While Know Your Customer (KYC) information does not need to be provided for a user to open an unhosted wallet or a DeFi account/address/wallet, the range and nature of the services offered by CEXs mean that they are required to have proper and effective KYC measures in place, not least for AML purposes. It follows that (and despite HM Treasury having just released a statement confirming that it will not be implementing measures that require CEXs to obtain information about a recipient when assets are being sent to an unhosted wallet):
- CEXs are a suitable target for Norwich Pharmacal/Bankers Trust applications (which, broadly speaking, are types of third-party disclosure applications that can require the disclosure of documents or information pertaining to the identify of wrongdoers or the location of assets).
- Geolocation identifiers aside, the pseudoanonymity of blockchain transactions may be limited by identifying information held by CEXs.
While any person who dishonestly accesses, removes or receives cryptoassets from an account/wallet/address is therefore identifiable to some extent, there are still a few hurdles that a claimant may need to jump over in order to have the court assist them in their recovery. We outline some of these next.
Hurdles to overcome
Jurisdiction
A claimant will have to show that the Courts in which they want to bring the claim have jurisdiction over it. Many CEXs are not registered in England and Wales, and the location of unknown persons cannot be assumed.
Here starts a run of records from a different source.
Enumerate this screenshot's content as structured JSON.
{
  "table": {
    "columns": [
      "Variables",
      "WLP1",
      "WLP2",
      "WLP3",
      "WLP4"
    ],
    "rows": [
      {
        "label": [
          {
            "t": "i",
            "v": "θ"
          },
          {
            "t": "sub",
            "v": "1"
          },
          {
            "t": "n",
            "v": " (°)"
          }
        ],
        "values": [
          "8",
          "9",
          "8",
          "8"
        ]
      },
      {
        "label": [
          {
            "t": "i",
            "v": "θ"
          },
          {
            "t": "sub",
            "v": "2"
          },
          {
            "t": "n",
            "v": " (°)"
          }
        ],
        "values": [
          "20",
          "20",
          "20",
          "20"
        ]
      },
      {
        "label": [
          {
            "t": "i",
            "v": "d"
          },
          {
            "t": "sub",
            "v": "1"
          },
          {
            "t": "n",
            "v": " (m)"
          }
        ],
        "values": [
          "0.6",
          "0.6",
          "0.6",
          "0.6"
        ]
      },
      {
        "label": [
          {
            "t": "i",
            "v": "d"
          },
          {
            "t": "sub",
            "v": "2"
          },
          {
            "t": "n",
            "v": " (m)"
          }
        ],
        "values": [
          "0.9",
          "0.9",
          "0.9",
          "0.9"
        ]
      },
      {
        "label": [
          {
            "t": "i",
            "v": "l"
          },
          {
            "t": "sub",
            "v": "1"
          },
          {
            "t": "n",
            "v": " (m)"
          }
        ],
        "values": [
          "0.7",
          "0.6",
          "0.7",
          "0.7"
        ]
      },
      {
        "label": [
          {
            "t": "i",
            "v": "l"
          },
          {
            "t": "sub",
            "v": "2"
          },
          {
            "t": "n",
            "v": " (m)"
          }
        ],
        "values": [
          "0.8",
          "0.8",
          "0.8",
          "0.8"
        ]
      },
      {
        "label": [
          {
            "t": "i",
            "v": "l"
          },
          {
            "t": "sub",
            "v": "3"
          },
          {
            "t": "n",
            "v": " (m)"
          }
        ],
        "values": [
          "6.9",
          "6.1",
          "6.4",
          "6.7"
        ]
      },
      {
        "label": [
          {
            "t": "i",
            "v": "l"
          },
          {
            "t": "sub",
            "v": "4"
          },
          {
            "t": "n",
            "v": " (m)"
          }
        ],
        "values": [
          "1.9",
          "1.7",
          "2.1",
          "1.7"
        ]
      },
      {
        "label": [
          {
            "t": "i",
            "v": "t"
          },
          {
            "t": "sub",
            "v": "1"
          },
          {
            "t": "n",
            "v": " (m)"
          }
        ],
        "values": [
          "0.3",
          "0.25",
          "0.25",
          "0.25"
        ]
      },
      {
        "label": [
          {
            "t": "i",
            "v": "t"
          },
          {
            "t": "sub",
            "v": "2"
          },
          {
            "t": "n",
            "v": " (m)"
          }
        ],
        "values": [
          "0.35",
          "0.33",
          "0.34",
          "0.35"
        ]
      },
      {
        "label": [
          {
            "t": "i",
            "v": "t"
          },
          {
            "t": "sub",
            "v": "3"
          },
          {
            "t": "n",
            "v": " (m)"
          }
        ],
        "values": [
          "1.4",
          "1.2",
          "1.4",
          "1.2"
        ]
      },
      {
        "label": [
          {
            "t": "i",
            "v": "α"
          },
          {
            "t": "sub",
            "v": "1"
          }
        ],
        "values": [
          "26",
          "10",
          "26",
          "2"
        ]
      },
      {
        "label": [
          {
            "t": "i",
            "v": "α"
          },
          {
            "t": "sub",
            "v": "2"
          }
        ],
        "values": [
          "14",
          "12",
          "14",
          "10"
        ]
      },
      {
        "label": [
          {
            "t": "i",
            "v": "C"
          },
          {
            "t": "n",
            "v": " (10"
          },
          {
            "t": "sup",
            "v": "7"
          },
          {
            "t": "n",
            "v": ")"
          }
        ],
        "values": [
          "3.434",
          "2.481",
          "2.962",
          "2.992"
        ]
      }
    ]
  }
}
As such, to bring a claim in the English courts the claimant will have to seek permission to serve out of the jurisdiction on the basis that they have an arguable case that England is the appropriate forum to hear it, and that there is a basis for the English court to take jurisdiction.
Claims
In terms of the claims available, if cryptoassets (such as NFTs and cryptocurrencies) are dishonestly removed from a wallet/account/address without licence or consent, the owner of that wallet/account/address might attempt to:
- Establish a claim based on unjust enrichment and an equitable proprietary claim against those who removed the assets and/or knowingly received the assets.
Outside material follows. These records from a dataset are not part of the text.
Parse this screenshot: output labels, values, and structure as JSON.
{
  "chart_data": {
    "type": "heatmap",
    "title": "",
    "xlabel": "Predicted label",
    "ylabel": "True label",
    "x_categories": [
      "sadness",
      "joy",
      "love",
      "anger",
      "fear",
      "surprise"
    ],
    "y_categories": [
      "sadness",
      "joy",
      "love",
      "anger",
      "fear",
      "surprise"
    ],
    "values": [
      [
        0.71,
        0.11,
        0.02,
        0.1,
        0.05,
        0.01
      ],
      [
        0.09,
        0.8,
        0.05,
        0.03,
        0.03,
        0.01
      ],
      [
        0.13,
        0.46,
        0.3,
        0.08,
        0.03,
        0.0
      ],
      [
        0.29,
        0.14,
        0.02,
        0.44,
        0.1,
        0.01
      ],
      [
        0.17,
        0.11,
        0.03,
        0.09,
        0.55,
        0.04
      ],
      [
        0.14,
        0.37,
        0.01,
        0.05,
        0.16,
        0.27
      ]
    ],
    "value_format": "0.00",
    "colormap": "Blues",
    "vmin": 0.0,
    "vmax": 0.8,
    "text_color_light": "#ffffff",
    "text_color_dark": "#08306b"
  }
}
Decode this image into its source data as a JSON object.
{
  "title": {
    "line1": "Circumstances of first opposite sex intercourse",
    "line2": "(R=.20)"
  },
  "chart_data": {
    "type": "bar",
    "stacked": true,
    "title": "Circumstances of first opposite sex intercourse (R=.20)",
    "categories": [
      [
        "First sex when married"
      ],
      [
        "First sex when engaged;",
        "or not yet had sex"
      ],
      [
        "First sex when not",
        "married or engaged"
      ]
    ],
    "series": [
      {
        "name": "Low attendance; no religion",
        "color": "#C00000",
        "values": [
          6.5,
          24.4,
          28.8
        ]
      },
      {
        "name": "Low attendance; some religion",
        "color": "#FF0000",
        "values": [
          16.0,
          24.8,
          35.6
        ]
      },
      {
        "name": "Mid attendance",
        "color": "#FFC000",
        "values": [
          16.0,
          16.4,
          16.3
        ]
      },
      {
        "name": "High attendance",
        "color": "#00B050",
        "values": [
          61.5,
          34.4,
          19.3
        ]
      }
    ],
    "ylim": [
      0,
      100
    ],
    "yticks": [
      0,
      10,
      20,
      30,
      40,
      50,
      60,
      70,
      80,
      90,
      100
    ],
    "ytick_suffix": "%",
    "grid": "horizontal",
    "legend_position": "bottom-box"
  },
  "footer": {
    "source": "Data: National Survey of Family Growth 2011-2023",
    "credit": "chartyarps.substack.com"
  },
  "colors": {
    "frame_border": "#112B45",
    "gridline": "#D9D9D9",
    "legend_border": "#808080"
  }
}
- Prove to the requisite standard that, if the owner’s private key has also been misappropriated in the process, the owner has an action for breach of confidence against the person who misappropriated that information.
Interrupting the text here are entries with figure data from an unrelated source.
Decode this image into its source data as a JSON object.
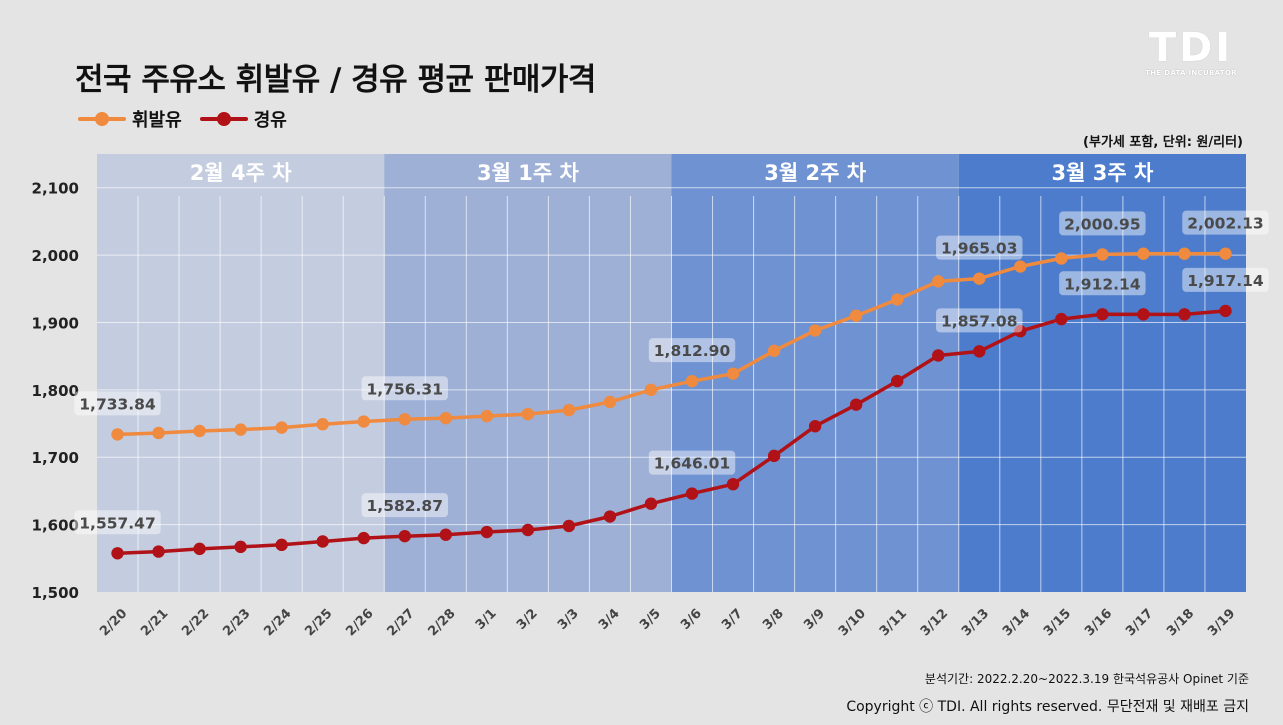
{
  "header": {
    "title": "전국 주유소 휘발유 / 경유 평균 판매가격",
    "unit_note": "(부가세 포함, 단위: 원/리터)"
  },
  "brand": {
    "logo": "TDI",
    "tagline": "THE DATA INCUBATOR"
  },
  "footer": {
    "source": "분석기간: 2022.2.20~2022.3.19   한국석유공사 Opinet 기준",
    "copyright": "Copyright ⓒ TDI. All rights reserved. 무단전재 및 재배포 금지"
  },
  "colors": {
    "gasoline": "#ef8a3e",
    "diesel": "#b01217",
    "week1": "#c4ccdf",
    "week2": "#9eb0d6",
    "week3": "#6f93d2",
    "week4": "#4c7ccb"
  },
  "chart_data": {
    "type": "line",
    "title": "전국 주유소 휘발유 / 경유 평균 판매가격",
    "ylim": [
      1500,
      2150
    ],
    "yticks": [
      1500,
      1600,
      1700,
      1800,
      1900,
      2000,
      2100
    ],
    "legend_position": "top-left",
    "grid": true,
    "categories": [
      "2/20",
      "2/21",
      "2/22",
      "2/23",
      "2/24",
      "2/25",
      "2/26",
      "2/27",
      "2/28",
      "3/1",
      "3/2",
      "3/3",
      "3/4",
      "3/5",
      "3/6",
      "3/7",
      "3/8",
      "3/9",
      "3/10",
      "3/11",
      "3/12",
      "3/13",
      "3/14",
      "3/15",
      "3/16",
      "3/17",
      "3/18",
      "3/19"
    ],
    "weeks": [
      {
        "label": "2월 4주 차",
        "start": 0,
        "end": 6
      },
      {
        "label": "3월 1주 차",
        "start": 7,
        "end": 13
      },
      {
        "label": "3월 2주 차",
        "start": 14,
        "end": 20
      },
      {
        "label": "3월 3주 차",
        "start": 21,
        "end": 27
      }
    ],
    "series": [
      {
        "name": "휘발유",
        "color": "#ef8a3e",
        "values": [
          1733.84,
          1736,
          1739,
          1741,
          1744,
          1749,
          1753,
          1756.31,
          1758,
          1761,
          1764,
          1770,
          1782,
          1800,
          1812.9,
          1824,
          1858,
          1888,
          1910,
          1934,
          1961,
          1965.03,
          1983,
          1995,
          2000.95,
          2002,
          2002,
          2002.13
        ],
        "labels": [
          {
            "index": 0,
            "text": "1,733.84"
          },
          {
            "index": 7,
            "text": "1,756.31"
          },
          {
            "index": 14,
            "text": "1,812.90"
          },
          {
            "index": 21,
            "text": "1,965.03"
          },
          {
            "index": 24,
            "text": "2,000.95"
          },
          {
            "index": 27,
            "text": "2,002.13"
          }
        ]
      },
      {
        "name": "경유",
        "color": "#b01217",
        "values": [
          1557.47,
          1560,
          1564,
          1567,
          1570,
          1575,
          1580,
          1582.87,
          1585,
          1589,
          1592,
          1598,
          1612,
          1631,
          1646.01,
          1660,
          1702,
          1746,
          1778,
          1813,
          1851,
          1857.08,
          1887,
          1905,
          1912.14,
          1912,
          1912,
          1917.14
        ],
        "labels": [
          {
            "index": 0,
            "text": "1,557.47"
          },
          {
            "index": 7,
            "text": "1,582.87"
          },
          {
            "index": 14,
            "text": "1,646.01"
          },
          {
            "index": 21,
            "text": "1,857.08"
          },
          {
            "index": 24,
            "text": "1,912.14"
          },
          {
            "index": 27,
            "text": "1,917.14"
          }
        ]
      }
    ]
  }
}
Relief - freezing orders and proprietary injunctions
If a claimant has a claim that is available and maintainable, and the claimant has the means to identify who may have dishonestly taken and/or knowingly received cryptoassets from the owner’s wallet/address/account, and/or where those assets may be located, the English courts might be willing to grant worldwide freezing orders and/or proprietary injunctions against those persons.
However, although applications for these types of relief are generally heard in private in the English courts, cryptoassets can be dissipated, traded and converted quickly, and we are really yet to see how effective any of the injunctions/freezing orders issued by an English court will be in the cryptoasset space.
Law Commission
In parallel to the proceedings that are being brought before the English courts, the Law Commission for England and Wales is continuing to progress its digital asset project, through which it will be making a number of recommendations around the treatment and classification of digital assets, which includes cryptoassets.
Once published, the Law Commission’s recommendations should provide some necessary clarity around where proceedings relating to cryptoassets should be commenced, and how, irrespective of traceability and enforcement issues, cryptoassets are to be treated and transferred in the eyes of the law.
The Law Commission expects to publish its consultation paper shortly, and it will be accessible from the Law Commission’s website.